Anita Conti ne s’en est jamais laissé compter. Voyageuse, relieuse d’art, photographe, écrivaine et journaliste, elle fut la première femme océanographe française. Toute sa vie, elle témoigna d’une volonté hors-norme pour s’affranchir de l’autorité masculine et dénoncer la surpêche industrielle. Catel Muller et Jean-Louis Boquet lui consacrent une formidable BD : Anita Conti (Casterman).
Son parcours est aussi riche et virevoltant que sa vie de femme fut libre et engagée. La bande-dessinée lui rend hommage, en même temps qu’elle sait parfaitement nous happer, par son rythme, sa sobriété graphique et ses choix de mise en scène, pour mieux nous raconter une vie incroyable et foisonnante.
Illustrées et travaillées sur la base de recherches documentaires, mais aussi de rencontres avec Anita Conti elle-même, au milieu des années 90, pas moins de 368 pages en bichromie nous sont livrées, enrichies d’une chronologie, d’une bibliographie, d’une filmographie et d’une notice biographique.

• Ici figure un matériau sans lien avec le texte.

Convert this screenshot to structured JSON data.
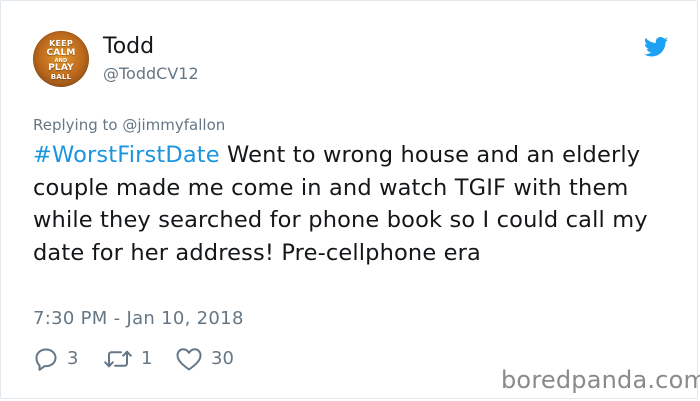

Celle-ci se lit comme un roman, tant la manière de partager avec nous l’histoire de celles et ceux qui ont croisé Anita Conti se révèle vive et instructive.
Il est vrai que tous ces personnages, souvent publics, sont nombreux à avoir échangé ou ferraillé avec elle : de la chimiste Marie Curie au poète Jean Cocteau, du ministre Gaston Deferre à l’emblématique marin et technicien de la mer que fut Jacques-Yves Cousteau, du légendaire plongeur Albert Falco à celui qui s’engagea à ses côtés et partagea la dernière partie de sa vie, son fils adoptif Laurent Girault-Conti, dont l’admiration et le respect pour la dame de la mer sont ici décrits avec soin et attention.
L’ouvrage commence par nous plonger dans les racines familiales d’Anita Conti, en 1899 à Ermont, en France. Nous suivons ensuite son histoire personnelle, marquée entre autres par une rupture restée inexpliquée avec la figure paternelle, mais aussi par un mariage avec un homme dont elle se séparera ensuite sans jamais divorcer.
Son histoire « professionnelle » quant à elle, s’affranchit des conditions de vie qui régissent une époque où, par exemple, le droit de vote n’existe pas pour les femmes. Elle embarque sur des bateaux de pêche, se mouille littéralement au contact de la mer, part de longs mois en expédition, en revient avec des informations qui contribuent à fonder l’océanographie moderne.
Dénonçant les chalutiers comme des « racleurs d’océan », Anita Conti tente de promouvoir des solutions alternatives. Elle n’est jamais à court d’idées. Elle invente l’aquaculture et propose que soit dégusté le poisson-sabre en lieu et place de la morue, victime de la surpêche.
Bref, cette BD est absolument captivante. Elle offre aussi de ne pas rendre vains le travail et les convictions d’Anita Conti, une pionnière en la matière, néanmoins décédée dans le presque oubli, à l’âge de 98 ans. C’était en 1997, le jour de Noël, un soir de tempête.